It isn’t a question of if, but when, hotel resort fees will be banned by law.
But how will hotels replace the money they lose when they have to drop these unfair and deceptive fees?
If you said, “Invent a new fee,” then let me introduce you to Ken Ascher, who encountered an interesting new surcharge when he stayed at a Hilton last year. Ascher contacted me immediately for help and also posted his problem to a popular site for frequent air travelers.
Although the problem was quickly resolved, a bigger question looms: Is this the future of the post resort-fee hotel stay?
Ascher stayed at the Hilton Garden Inn at the Albuquerque, N.M., airport, for one night. When he checked out, he discovered a “hospitality surcharge” added to the total bill.
Hmm. A fee for being hospitable? That’s interesting.
“I asked the hotel desk manager why they add an extra fee for the unadvertised Hilton hospitality surcharge,” he says. “The manager said it is for the TV monitor in the lobby displaying flight departure data and the lights in the hotel.”
“I can now appreciate the Motel 6 commercial saying, ‘We’ll leave the light on for you,’” he says. “He also said this extra surcharge was the only surcharge he could remove and asked if I wanted this extra surcharge removed. I said, ‘Yes, please.’
Here’s another interesting thing: On Ascher’s bill, the fee was listed as a “tax.”
“But it’s not a tax,” he says. “I believe that’s false and deceptive advertising.”
This Hilton Garden Inn adds the line item “hospitality surcharge” but advertises this fee as a mandatory tax on the Hilton Worldwide website.
Before I checked out, I spent an extra 30 minutes to research and bring to the managers’ attention their billing issue. After the correction, I requested an adjusted invoice so I could pay.
Due to the time burden to correct their billing, I had to rush to the airport to make my flight. The Hilton Worldwide website fails to reveal a material fact when they list a “hospitality surcharge” as a mandatory tax.
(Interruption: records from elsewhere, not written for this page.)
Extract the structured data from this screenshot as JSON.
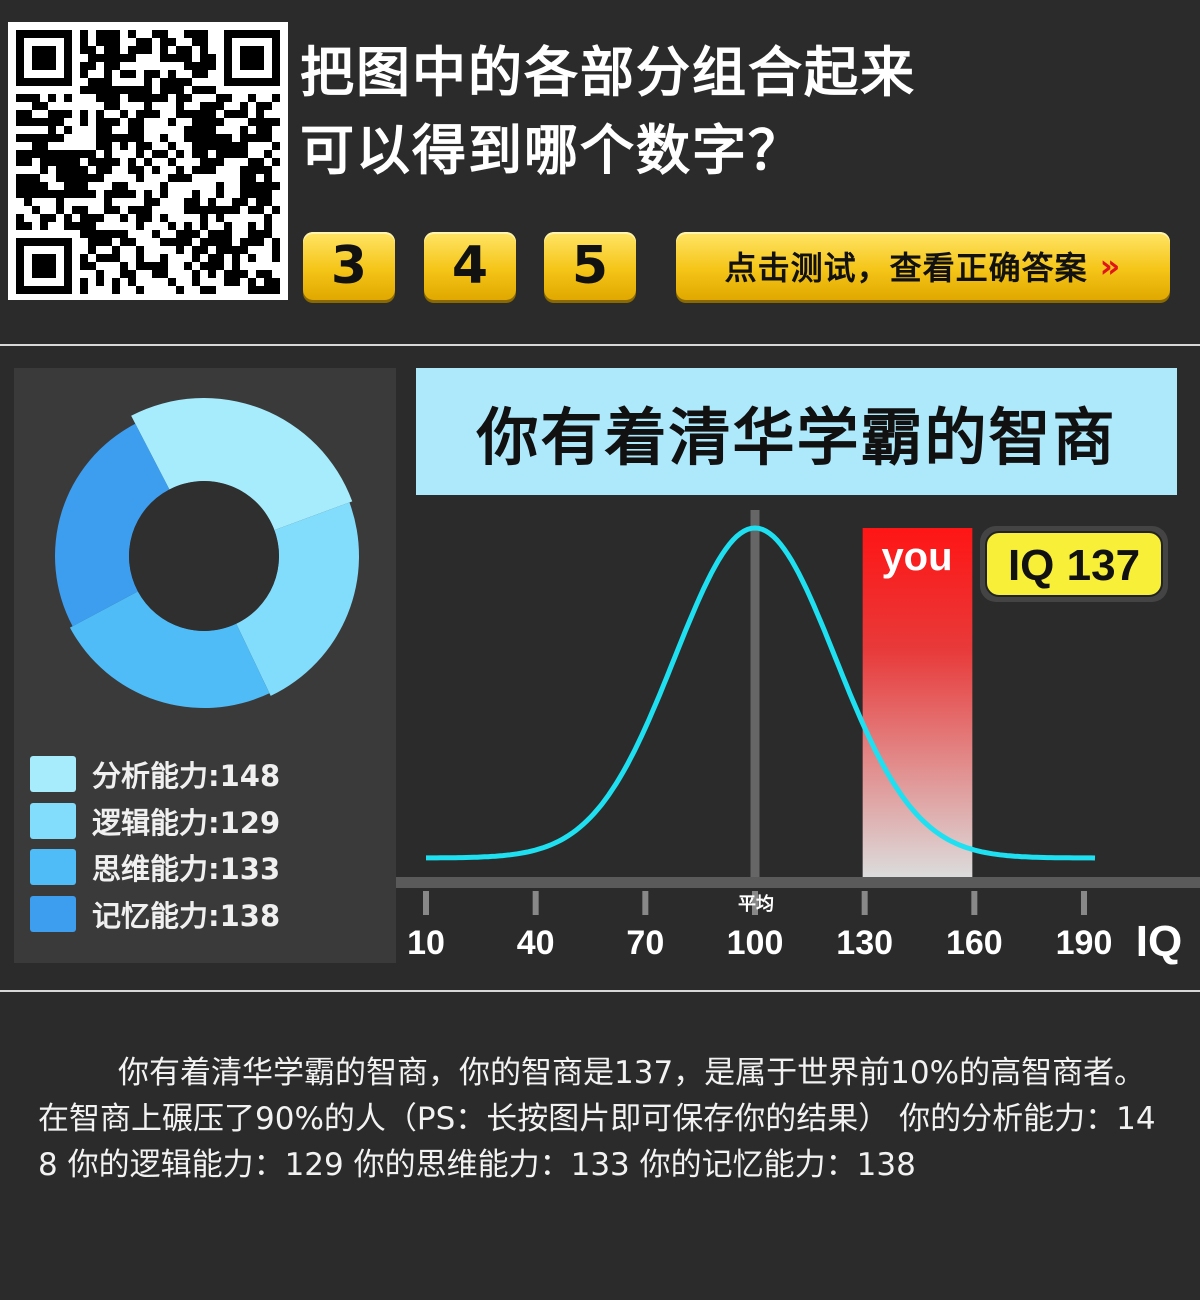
{
  "question": {
    "line1": "把图中的各部分组合起来",
    "line2": "可以得到哪个数字？"
  },
  "options": [
    "3",
    "4",
    "5"
  ],
  "cta": {
    "label": "点击测试，查看正确答案",
    "arrow": "»"
  },
  "result": {
    "banner": "你有着清华学霸的智商",
    "you_label": "you",
    "iq_badge": "IQ 137",
    "axis_mean_label": "平均",
    "axis_unit": "IQ"
  },
  "legend": [
    {
      "label": "分析能力:148",
      "value": 148,
      "color": "#a6ecfc"
    },
    {
      "label": "逻辑能力:129",
      "value": 129,
      "color": "#82dcfb"
    },
    {
      "label": "思维能力:133",
      "value": 133,
      "color": "#4fbcf7"
    },
    {
      "label": "记忆能力:138",
      "value": 138,
      "color": "#3d9ef0"
    }
  ],
  "chart_data": [
    {
      "type": "pie",
      "categories": [
        "分析能力",
        "逻辑能力",
        "思维能力",
        "记忆能力"
      ],
      "values": [
        148,
        129,
        133,
        138
      ],
      "colors": [
        "#a6ecfc",
        "#82dcfb",
        "#4fbcf7",
        "#3d9ef0"
      ],
      "donut": true
    },
    {
      "type": "line",
      "x_ticks": [
        10,
        40,
        70,
        100,
        130,
        160,
        190
      ],
      "xlim": [
        10,
        190
      ],
      "mean": 100,
      "highlight_range": [
        130,
        160
      ],
      "marker_value": 137,
      "curve_color": "#1fe0f0",
      "xlabel": "IQ"
    }
  ],
  "description": {
    "text": "你有着清华学霸的智商，你的智商是137，是属于世界前10%的高智商者。在智商上碾压了90%的人（PS：长按图片即可保存你的结果） 你的分析能力：148 你的逻辑能力：129 你的思维能力：133 你的记忆能力：138"
  }
}
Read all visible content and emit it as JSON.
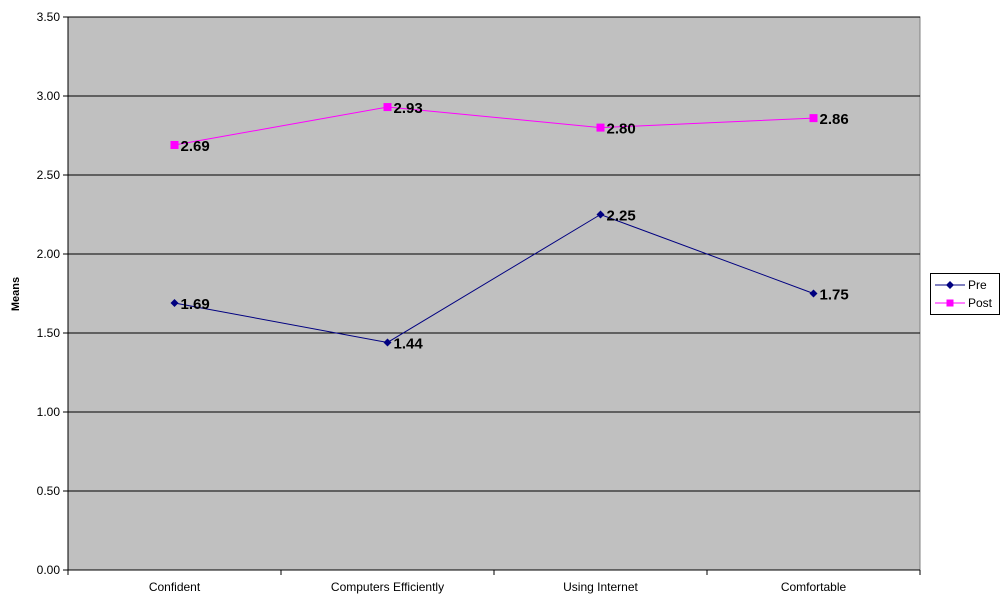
{
  "chart_data": {
    "type": "line",
    "categories": [
      "Confident",
      "Computers Efficiently",
      "Using Internet",
      "Comfortable"
    ],
    "series": [
      {
        "name": "Pre",
        "values": [
          1.69,
          1.44,
          2.25,
          1.75
        ],
        "labels": [
          "1.69",
          "1.44",
          "2.25",
          "1.75"
        ],
        "color": "#000080",
        "marker": "diamond"
      },
      {
        "name": "Post",
        "values": [
          2.69,
          2.93,
          2.8,
          2.86
        ],
        "labels": [
          "2.69",
          "2.93",
          "2.80",
          "2.86"
        ],
        "color": "#FF00FF",
        "marker": "square"
      }
    ],
    "ylabel": "Means",
    "xlabel": "",
    "ylim": [
      0,
      3.5
    ],
    "yticks": [
      "0.00",
      "0.50",
      "1.00",
      "1.50",
      "2.00",
      "2.50",
      "3.00",
      "3.50"
    ],
    "grid": true,
    "plot_background": "#C0C0C0",
    "legend_position": "right"
  }
}
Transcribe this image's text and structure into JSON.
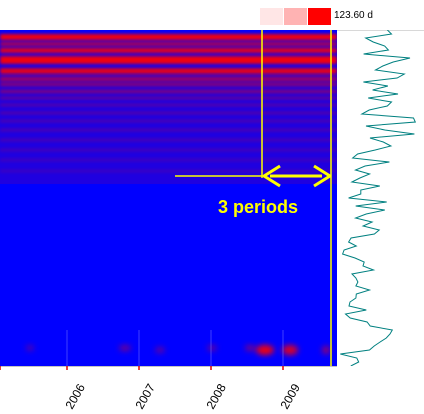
{
  "legend": {
    "swatch_colors": [
      "#ffe6e6",
      "#ffb3b3",
      "#ff0000"
    ],
    "max_label": "123.60 d"
  },
  "chart_data": {
    "type": "heatmap",
    "title": "",
    "xlabel": "",
    "ylabel": "",
    "x_ticks": [
      "2006",
      "2007",
      "2008",
      "2009"
    ],
    "annotation": "3 periods",
    "colors": {
      "low": "#0000ff",
      "high": "#ff0000",
      "annotation": "#ffff00",
      "trace": "#008080"
    }
  }
}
A little research revealed that at least two other Hilton properties, and possibly more, charged a “hospitality” fee. I contacted Hilton to find out more about the fee.
In response, Hilton quietly dropped the fee.
Ascher believes the hotel got off easy. “I would estimate thousands of other Hilton guests were scammed and should be entitled to a refund,” he says.
But this isn’t about a couple of thousands of $3.78 charges; it’s about future revenue opportunities for the hotel industry. The possibilities are endless. How about a mandatory “friendliness” fee or “service” fee? A “concierge” fee, maybe?
Combining the non-negotiability of a tax with the opaqueness of a resort fee is a real winner, if you’re a profit-hungry hotel with a broken moral compass. It may be the next thing, when it comes to hotel fees and ancillary revenue opportunities.
And it may be, unless we say otherwise.